Sementara, Plt Kepala Dinkes Bondowoso, dr. Mohammad Jasin, mengatakan jumlah kumulatif kasus HIV/AIDS hingga 2024 mencapai 1.293. Jumlah ini, kata dia, merupakan akumulasi dalam kurun Waktu 5 tahun terakhir.
“Sejak tahun 2018, jumlah kasus mencapai 1.200 dan setiap tahunnya selalu ada kasus baru. Ada yang meninggal, ada yang drop out (tidak mau berobat), dan ada yang pindah,” jelas dr.

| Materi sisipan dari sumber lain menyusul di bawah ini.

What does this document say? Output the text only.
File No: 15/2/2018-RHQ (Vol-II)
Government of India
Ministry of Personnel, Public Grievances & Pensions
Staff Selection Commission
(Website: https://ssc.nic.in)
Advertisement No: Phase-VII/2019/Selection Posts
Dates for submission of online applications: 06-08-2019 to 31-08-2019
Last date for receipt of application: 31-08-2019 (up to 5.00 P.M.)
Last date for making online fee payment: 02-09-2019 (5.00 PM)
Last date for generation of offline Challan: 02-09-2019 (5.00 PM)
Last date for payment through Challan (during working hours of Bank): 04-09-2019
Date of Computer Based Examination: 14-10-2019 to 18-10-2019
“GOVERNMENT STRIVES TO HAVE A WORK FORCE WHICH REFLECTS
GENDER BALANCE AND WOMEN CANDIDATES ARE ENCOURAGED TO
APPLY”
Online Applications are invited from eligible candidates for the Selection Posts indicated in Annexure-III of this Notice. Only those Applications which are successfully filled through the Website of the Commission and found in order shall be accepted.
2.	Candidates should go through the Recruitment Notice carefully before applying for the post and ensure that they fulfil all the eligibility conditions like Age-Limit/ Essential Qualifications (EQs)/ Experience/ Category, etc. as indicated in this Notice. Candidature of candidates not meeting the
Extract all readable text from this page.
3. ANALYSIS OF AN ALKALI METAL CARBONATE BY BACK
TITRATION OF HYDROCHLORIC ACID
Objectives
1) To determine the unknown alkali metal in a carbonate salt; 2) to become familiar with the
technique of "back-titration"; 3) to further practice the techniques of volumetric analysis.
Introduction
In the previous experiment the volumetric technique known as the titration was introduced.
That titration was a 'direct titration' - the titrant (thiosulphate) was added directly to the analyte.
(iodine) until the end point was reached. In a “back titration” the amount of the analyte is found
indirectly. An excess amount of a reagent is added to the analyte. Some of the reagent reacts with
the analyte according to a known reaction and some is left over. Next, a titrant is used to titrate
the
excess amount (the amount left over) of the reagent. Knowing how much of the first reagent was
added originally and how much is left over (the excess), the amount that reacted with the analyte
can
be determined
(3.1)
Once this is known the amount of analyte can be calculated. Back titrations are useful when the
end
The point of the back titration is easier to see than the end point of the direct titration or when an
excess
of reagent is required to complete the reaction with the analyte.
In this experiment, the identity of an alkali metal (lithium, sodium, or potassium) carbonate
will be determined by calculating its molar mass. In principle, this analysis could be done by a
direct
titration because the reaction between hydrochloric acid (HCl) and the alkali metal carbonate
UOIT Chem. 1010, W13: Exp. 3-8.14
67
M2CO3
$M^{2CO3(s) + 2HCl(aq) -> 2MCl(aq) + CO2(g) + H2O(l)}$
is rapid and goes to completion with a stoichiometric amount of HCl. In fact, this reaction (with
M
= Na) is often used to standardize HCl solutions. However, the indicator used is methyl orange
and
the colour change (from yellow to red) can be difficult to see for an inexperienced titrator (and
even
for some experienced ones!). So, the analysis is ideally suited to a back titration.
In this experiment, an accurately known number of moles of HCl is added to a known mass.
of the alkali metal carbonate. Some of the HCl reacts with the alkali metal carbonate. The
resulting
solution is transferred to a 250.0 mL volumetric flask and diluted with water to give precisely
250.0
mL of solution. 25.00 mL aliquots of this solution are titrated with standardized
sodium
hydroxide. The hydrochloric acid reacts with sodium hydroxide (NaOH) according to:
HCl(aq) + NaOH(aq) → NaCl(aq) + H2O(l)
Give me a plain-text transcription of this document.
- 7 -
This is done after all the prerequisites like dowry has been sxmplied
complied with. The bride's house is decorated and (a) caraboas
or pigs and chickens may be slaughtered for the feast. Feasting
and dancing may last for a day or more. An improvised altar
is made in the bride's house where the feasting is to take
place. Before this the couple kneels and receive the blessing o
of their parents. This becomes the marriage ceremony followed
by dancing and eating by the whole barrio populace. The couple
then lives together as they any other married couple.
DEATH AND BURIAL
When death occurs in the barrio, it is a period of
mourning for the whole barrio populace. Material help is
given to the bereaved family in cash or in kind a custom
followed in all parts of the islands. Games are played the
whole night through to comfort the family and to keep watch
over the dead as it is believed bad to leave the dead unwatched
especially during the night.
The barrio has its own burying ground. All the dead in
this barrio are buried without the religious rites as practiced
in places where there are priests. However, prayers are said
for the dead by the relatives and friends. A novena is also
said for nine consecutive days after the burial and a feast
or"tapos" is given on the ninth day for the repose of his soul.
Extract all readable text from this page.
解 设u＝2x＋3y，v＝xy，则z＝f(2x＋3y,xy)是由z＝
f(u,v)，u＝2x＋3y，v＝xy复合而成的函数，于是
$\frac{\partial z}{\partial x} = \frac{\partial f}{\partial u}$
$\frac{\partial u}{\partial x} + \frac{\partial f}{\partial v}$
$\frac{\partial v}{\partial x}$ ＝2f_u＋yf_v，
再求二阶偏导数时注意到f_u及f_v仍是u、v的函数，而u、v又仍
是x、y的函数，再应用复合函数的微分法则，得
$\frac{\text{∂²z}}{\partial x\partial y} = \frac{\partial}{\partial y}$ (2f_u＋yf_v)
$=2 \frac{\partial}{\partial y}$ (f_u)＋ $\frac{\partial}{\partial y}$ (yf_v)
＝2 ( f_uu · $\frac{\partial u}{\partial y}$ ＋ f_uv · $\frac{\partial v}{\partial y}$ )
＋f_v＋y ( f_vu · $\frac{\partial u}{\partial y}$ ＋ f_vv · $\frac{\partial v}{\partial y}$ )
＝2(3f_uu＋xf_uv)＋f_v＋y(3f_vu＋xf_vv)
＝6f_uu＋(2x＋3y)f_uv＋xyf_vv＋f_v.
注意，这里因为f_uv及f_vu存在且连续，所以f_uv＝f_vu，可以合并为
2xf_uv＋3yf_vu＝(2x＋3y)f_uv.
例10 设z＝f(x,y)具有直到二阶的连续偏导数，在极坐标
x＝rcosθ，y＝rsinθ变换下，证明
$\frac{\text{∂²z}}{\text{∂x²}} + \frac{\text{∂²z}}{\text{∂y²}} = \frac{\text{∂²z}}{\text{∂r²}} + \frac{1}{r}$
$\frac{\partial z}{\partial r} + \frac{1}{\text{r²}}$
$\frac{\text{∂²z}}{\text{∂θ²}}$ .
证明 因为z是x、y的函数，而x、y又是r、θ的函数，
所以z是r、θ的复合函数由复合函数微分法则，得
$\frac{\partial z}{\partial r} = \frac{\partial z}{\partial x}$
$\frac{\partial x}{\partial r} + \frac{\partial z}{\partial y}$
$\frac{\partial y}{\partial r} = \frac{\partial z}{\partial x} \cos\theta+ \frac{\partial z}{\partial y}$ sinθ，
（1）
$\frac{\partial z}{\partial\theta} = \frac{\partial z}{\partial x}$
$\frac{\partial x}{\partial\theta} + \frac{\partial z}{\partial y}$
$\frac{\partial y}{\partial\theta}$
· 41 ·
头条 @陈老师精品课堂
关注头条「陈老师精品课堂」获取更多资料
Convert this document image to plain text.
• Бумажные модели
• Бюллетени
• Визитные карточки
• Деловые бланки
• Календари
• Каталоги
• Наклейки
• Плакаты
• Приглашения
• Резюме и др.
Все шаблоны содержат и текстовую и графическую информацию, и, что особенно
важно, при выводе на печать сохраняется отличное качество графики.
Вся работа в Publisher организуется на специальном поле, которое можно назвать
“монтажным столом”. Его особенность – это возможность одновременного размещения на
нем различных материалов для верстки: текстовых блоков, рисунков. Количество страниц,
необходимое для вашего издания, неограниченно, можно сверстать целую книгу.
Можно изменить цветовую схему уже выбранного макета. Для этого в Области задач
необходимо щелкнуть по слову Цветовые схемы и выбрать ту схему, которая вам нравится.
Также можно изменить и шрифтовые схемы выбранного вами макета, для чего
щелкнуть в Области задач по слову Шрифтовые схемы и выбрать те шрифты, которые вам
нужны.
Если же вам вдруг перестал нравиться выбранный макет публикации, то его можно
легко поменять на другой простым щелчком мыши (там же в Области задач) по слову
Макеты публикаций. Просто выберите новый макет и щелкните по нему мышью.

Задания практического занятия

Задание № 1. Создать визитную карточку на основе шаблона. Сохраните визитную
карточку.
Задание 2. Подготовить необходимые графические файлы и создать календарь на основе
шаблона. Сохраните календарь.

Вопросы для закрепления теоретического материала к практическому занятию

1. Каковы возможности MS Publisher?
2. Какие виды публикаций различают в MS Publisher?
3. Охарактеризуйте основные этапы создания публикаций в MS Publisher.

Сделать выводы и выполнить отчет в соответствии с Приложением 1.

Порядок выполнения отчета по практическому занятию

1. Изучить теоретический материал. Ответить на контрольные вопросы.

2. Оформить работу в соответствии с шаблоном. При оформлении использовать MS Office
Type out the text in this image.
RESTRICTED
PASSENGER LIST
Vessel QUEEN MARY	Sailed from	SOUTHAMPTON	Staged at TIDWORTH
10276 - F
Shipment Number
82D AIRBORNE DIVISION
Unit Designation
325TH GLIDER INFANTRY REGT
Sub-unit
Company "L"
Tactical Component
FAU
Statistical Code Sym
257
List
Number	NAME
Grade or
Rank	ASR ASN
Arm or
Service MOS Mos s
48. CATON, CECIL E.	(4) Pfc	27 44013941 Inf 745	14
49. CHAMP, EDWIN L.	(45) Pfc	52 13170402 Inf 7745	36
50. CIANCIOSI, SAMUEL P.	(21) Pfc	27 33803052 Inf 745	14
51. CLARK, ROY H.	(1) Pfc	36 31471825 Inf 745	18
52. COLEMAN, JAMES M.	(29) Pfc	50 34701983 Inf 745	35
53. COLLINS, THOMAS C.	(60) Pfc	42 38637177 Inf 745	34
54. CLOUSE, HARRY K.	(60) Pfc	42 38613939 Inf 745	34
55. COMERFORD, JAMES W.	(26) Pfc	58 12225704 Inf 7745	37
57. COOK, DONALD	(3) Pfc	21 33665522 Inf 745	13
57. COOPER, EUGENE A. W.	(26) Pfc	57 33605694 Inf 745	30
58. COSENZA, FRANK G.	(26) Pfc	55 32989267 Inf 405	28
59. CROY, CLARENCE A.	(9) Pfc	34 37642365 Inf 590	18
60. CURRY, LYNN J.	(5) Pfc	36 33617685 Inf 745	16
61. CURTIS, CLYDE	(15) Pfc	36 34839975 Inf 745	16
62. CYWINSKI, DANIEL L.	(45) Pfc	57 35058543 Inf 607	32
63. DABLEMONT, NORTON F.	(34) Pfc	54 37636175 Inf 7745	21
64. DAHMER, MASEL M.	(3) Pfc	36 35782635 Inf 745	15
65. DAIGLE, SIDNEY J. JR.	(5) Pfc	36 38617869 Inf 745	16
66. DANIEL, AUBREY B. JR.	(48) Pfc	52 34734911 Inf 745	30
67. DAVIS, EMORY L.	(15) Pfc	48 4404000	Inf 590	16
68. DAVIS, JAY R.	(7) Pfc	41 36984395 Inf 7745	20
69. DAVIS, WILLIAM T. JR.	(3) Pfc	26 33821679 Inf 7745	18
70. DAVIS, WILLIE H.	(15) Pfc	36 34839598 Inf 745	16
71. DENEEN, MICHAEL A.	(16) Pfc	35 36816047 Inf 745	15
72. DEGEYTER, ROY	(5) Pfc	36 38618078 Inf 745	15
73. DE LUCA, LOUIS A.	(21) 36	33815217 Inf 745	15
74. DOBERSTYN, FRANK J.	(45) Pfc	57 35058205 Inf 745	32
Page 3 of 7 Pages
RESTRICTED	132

Jasin kepada beritajatim.com.
Salah satu komunitas yang aktif dalam isu ini adalah perkumpulan kelompok lelaki seks lelaki (LSL) di Bondowoso.
Berdasarkan data yang mereka himpun, dari total 729 anggota komunitas, sebanyak 44 orang telah terkonfirmasi sebagai Orang dengan HIV/AIDS (ODHA).
Jasin menegaskan pentingnya memahami pola penularan agar intervensi dapat dilakukan dengan tepat.
“Kita harus memastikan penularan terjadi di mana agar intervensi yang kita lakukan tidak salah sasaran,” katanya.
Apabila terjadi di kalangan pelajar, maka sosialisasi harus digencarkan di sekolah. “Jika terjadi di komunitas tertentu, maka kita harus mengajak mereka berdialog agar penyebaran ini tidak semakin meluas,” terangnya.
Untuk menangani ODHA, Bondowoso memiliki 12 fasilitas layanan kesehatan yang memberikan Perawatan Dukungan dan Pengobatan (PDP).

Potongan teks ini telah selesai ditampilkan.